Isaiah the Jew, whose arrest had been urgently commanded by the king, continued to defy all the zeal of the royal officers. Truth to tell, that was not great. More than one captain of the “Street Wardens” had been beholden to Daniel or his late colleague, Shadrach, for one service or another, and were loath to bring the young Hebrew within Khatin’s gentle mercies. Likewise, not a Jew in Babylon, barring a few recreants, would have betrayed the youth, who passed amongst them as a veritable prophet of Jehovah, hardly less inspired than Daniel himself. When a new levy of forced labour was proclaimed, and scarce a Hebrew but had to choose betwixt toilsome days in a broiling sun and the offering of a little corn to Marduk, Isaiah had gone up and down by night among their little cottages along the Street of Kisch, exhorting, warning, encouraging. “Endure a little longer,” was his message, “a few more trials to prove their devotion, and God would recall them to His mercy.”

Such was the burden of Isaiah, and to Avil-Marduk’s discomfiture scarcely a Hebrew chose apostasy, though the “whip-masters” had been ordered to be trebly harsh. The pontiff gnashed his teeth and swore by all the Anunnaki that he would yet break this Jewish stubbornness.

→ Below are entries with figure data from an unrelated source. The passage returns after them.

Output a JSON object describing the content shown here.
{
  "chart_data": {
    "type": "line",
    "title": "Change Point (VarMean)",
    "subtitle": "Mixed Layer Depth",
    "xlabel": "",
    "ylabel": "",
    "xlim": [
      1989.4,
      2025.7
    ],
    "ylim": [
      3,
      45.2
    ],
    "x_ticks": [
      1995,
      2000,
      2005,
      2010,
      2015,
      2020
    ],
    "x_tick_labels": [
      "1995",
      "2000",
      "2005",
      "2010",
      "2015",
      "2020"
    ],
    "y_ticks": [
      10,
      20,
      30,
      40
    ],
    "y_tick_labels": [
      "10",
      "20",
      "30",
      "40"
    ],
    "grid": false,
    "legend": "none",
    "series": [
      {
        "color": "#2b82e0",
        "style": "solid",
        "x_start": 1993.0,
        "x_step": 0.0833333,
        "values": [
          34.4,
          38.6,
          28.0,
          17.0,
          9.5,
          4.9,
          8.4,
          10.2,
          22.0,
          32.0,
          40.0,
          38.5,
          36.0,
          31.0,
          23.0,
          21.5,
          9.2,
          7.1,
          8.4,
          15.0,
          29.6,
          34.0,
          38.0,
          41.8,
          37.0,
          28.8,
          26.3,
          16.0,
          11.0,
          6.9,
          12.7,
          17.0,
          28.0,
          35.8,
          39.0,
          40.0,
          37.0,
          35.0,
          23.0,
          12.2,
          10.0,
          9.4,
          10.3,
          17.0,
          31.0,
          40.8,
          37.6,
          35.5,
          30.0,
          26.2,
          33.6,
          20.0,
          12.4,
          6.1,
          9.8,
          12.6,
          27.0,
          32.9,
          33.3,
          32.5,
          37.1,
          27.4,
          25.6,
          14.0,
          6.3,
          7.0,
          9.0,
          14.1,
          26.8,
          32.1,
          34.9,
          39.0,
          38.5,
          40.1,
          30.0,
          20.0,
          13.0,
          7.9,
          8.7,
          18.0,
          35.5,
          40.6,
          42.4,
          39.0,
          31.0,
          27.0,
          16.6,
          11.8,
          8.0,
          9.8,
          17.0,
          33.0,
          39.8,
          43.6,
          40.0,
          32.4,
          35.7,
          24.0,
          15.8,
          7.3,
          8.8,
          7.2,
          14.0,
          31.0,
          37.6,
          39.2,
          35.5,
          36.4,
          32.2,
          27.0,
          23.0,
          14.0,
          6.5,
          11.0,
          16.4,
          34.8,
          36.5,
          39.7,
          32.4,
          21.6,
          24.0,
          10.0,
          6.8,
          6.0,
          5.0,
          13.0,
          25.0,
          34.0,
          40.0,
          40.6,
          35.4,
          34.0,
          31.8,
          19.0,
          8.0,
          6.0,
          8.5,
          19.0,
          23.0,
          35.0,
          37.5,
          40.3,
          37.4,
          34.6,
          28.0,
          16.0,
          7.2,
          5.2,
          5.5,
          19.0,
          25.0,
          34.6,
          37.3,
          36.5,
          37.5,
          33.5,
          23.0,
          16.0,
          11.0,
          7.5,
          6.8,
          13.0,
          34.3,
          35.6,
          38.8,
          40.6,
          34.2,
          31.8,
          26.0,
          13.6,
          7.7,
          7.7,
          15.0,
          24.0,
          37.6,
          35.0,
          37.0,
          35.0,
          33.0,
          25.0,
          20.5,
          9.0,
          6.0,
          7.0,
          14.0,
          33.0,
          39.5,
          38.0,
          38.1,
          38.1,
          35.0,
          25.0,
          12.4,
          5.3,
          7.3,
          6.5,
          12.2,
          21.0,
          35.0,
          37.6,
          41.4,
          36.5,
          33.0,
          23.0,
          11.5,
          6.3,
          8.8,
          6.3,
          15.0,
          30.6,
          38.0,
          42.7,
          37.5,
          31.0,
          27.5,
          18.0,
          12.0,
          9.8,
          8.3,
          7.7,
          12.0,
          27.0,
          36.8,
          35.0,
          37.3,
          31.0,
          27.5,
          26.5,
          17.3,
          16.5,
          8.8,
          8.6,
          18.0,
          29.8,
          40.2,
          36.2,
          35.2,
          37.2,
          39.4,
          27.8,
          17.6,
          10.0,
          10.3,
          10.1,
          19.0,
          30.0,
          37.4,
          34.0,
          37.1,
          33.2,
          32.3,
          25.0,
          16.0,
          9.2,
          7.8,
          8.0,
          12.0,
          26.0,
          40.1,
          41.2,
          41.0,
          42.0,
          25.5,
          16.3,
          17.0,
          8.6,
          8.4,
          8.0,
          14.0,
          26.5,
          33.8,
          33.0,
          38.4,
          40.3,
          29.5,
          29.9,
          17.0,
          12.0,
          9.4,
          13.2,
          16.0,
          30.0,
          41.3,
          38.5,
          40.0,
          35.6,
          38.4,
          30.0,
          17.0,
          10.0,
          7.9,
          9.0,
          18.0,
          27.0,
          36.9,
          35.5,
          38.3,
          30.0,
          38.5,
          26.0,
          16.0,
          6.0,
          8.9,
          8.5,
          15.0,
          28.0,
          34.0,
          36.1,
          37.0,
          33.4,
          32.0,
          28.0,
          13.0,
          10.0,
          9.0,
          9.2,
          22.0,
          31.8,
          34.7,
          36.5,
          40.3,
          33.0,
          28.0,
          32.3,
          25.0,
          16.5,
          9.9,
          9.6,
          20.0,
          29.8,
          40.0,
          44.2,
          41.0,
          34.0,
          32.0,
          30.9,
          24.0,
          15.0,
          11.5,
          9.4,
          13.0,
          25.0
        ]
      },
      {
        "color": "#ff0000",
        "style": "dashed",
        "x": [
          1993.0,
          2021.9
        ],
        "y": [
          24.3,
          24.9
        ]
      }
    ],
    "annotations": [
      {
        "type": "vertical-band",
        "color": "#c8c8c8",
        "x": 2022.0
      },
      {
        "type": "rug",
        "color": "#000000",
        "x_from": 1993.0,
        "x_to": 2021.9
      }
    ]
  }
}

“Arrest Isaiah, living or dead,” fulmined the mandate again from the palace, but the royal thunders spent themselves in noise. Isaiah had found a safe refuge, the house of Dagan-Milki, a Babylonish schoolmaster, and confessedly one of the most devoted servants of the gods in Babylon. Once upon a day Isaiah had saved the goodman’s only son from the Euphrates, and now Dagan repaid the debt of gratitude. He conducted a little day school by the Borsippa Canal, where fifty boys and girls buzzed from morning till night, learning their lists of syllables, and the “Book of Fables” and the “Book of Countries and Rivers”; for there were few parents in Babylon that let even a daughter grow up so ignorant that she could not sign a letter, and had to content herself with her “nail-mark.” Dagan announced that his scholars had grown so numerous that he needed an assistant, to aid him to correct their tablets. The young man he took into his family seldom showed himself to the pupils; if he had, who would have thought of connecting him with the fugitive Hebrew? Dagan was such a pious man! But a terrible day came to Isaiah when a secret messenger of Imbi-Ilu contrived to search him out, and he heard the story of the abduction of Ruth. Imbi had done what he could, but to have pushed the inquiries about her far would have brought the case to the ears of the king, and that were sheerest madness. Friendly eunuchs reported that no such maid as the Jewess had been introduced into the royal harem. Neither Isaiah nor Imbi knew what to hope or to fear. Isaiah said little of his grief, but he went about with a face seven years older than his wont; and Dagan-Milki, worthy soul, was troubled for him and had wordy comfort.